No pretendo discutir ni criticar el fundamento en que se basa la confección de la referida minuta puesto que los conceptos estarán calculados con arreglo a lo que disponen las normas de honorarios y la Ley de Enjuiciamiento Civil.

Sin embargo, no hemos de olvidar que si las disposiciones se aplican de forma mecánica sin que intervenga la razón y la lógica, ello puede dar origen a una injusticia o, al menos, a un contrasentido que el ciudadano no comprende cuando comprueba que los gastos de un pleito van a importar siete veces más que la cantidad objeto de litis que a él le afecta, aunque se le trate de hacer ver que es un procedimiento en el que existen muchas más partes que él y que la cuantía se determina por la suma de todas las cantidades que afectan a todos los intervinientes.
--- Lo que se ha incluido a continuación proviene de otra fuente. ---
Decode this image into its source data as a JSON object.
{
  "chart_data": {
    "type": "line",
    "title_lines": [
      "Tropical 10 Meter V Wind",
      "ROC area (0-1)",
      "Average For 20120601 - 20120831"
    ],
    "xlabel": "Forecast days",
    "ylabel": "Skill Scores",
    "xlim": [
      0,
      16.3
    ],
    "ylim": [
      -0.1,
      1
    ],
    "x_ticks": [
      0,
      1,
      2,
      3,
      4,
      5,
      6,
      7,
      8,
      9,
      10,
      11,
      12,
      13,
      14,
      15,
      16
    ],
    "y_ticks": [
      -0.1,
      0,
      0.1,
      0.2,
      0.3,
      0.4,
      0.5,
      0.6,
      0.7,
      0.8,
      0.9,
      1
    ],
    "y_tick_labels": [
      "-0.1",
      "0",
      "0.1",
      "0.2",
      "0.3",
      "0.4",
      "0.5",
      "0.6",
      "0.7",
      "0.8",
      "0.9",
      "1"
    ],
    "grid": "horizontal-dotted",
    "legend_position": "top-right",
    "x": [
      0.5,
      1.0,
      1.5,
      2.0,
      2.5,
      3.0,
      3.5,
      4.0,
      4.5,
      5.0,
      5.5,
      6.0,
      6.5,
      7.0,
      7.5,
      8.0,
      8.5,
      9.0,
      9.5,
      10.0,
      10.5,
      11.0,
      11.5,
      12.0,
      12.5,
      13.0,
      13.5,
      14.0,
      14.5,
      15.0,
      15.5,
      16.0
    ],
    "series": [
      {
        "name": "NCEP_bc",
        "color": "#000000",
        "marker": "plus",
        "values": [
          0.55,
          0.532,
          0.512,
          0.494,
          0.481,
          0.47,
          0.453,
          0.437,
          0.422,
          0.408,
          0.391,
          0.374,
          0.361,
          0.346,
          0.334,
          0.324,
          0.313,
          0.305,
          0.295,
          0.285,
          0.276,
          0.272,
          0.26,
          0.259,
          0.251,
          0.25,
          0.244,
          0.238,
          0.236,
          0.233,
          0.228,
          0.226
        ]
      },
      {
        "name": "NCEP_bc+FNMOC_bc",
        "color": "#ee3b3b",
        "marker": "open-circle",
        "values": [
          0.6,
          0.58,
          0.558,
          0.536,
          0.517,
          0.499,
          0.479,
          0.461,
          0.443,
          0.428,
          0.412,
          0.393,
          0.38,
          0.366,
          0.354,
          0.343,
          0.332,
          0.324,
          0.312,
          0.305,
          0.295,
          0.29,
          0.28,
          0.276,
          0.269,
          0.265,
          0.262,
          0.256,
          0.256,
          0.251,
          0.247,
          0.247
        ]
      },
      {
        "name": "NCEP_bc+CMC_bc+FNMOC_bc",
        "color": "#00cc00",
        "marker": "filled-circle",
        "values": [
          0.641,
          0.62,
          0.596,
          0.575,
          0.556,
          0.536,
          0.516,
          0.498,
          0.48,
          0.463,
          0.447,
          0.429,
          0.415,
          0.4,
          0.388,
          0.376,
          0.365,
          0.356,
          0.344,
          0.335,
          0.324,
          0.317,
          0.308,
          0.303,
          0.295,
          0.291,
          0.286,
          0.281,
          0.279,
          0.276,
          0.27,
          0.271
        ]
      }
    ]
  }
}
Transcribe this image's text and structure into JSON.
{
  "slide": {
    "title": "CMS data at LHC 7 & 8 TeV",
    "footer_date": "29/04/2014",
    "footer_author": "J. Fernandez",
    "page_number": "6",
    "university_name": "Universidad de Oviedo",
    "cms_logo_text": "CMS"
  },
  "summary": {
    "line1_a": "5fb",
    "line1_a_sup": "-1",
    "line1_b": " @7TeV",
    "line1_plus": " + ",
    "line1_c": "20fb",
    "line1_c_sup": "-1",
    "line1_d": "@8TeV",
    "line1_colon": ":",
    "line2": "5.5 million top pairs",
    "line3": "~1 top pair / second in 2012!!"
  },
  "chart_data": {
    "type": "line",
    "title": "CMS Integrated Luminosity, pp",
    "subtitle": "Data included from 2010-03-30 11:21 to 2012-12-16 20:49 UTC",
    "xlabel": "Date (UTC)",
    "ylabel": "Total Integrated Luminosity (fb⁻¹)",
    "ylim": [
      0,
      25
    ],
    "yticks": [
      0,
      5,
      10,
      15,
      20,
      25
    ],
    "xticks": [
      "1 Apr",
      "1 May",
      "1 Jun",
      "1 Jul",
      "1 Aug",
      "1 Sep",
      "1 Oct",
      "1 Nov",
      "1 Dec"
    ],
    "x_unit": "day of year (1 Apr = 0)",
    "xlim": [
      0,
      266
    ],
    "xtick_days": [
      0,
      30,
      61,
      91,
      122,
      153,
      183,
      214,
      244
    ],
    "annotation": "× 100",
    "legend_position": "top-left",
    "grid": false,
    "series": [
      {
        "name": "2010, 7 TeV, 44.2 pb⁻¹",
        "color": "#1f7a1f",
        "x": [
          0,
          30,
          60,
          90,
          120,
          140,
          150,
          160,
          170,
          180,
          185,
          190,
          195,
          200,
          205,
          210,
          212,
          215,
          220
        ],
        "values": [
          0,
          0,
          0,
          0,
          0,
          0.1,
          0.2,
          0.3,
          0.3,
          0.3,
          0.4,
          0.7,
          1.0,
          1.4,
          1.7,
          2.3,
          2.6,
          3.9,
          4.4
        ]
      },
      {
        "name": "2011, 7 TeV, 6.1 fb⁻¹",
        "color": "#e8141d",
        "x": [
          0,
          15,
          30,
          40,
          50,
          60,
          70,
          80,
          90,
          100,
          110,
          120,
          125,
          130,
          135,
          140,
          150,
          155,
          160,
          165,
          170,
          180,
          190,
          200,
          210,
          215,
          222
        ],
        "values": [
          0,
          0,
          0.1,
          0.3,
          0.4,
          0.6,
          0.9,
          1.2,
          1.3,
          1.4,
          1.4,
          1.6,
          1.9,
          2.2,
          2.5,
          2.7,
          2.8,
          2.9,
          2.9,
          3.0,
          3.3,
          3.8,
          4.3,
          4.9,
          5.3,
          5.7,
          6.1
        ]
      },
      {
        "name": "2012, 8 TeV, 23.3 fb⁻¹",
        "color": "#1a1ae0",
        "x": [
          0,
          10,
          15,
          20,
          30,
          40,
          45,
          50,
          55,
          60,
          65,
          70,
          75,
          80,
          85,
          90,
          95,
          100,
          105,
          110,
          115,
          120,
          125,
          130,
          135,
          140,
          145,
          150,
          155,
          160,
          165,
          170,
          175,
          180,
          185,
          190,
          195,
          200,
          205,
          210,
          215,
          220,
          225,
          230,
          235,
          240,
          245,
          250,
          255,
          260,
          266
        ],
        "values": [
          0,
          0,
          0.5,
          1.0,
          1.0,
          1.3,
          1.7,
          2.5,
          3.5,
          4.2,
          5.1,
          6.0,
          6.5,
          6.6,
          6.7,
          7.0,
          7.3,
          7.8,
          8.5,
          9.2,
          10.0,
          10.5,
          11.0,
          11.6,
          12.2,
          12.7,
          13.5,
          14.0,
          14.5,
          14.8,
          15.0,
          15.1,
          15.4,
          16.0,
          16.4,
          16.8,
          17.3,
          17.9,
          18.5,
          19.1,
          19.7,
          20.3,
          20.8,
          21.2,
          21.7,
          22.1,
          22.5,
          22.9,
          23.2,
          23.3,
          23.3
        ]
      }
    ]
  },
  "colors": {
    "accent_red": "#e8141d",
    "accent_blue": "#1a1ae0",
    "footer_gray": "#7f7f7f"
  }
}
Tratando de buscar soluciones a casos como el presente, es evidente que la primera sería cambiar las normas reguladoras en el sentido de prorratear, a efectos de honorarios, la cuantía del pleito en función de la participación que afecte a cada parte. Pero existe una que puede aplicarse sin dicho cambio y es que, de la misma forma que lo hace cualquier profesional, los abogados debemos de facilitar al cliente que lo solicita un presupuesto previo de los honorarios que devengarán los trabajos a efectuar y, con ello, se evitarían sorpresas y situaciones desagradables puesto que el cliente conocería desde el primer momento el importe del pleito y si estima que le van a costar más las alforjas que el burro, desistiría de comprarlo, evitándose así el rechazo social y las críticas que origina tal cuestión que van en perjuicio y detrimento de nuestra profesión.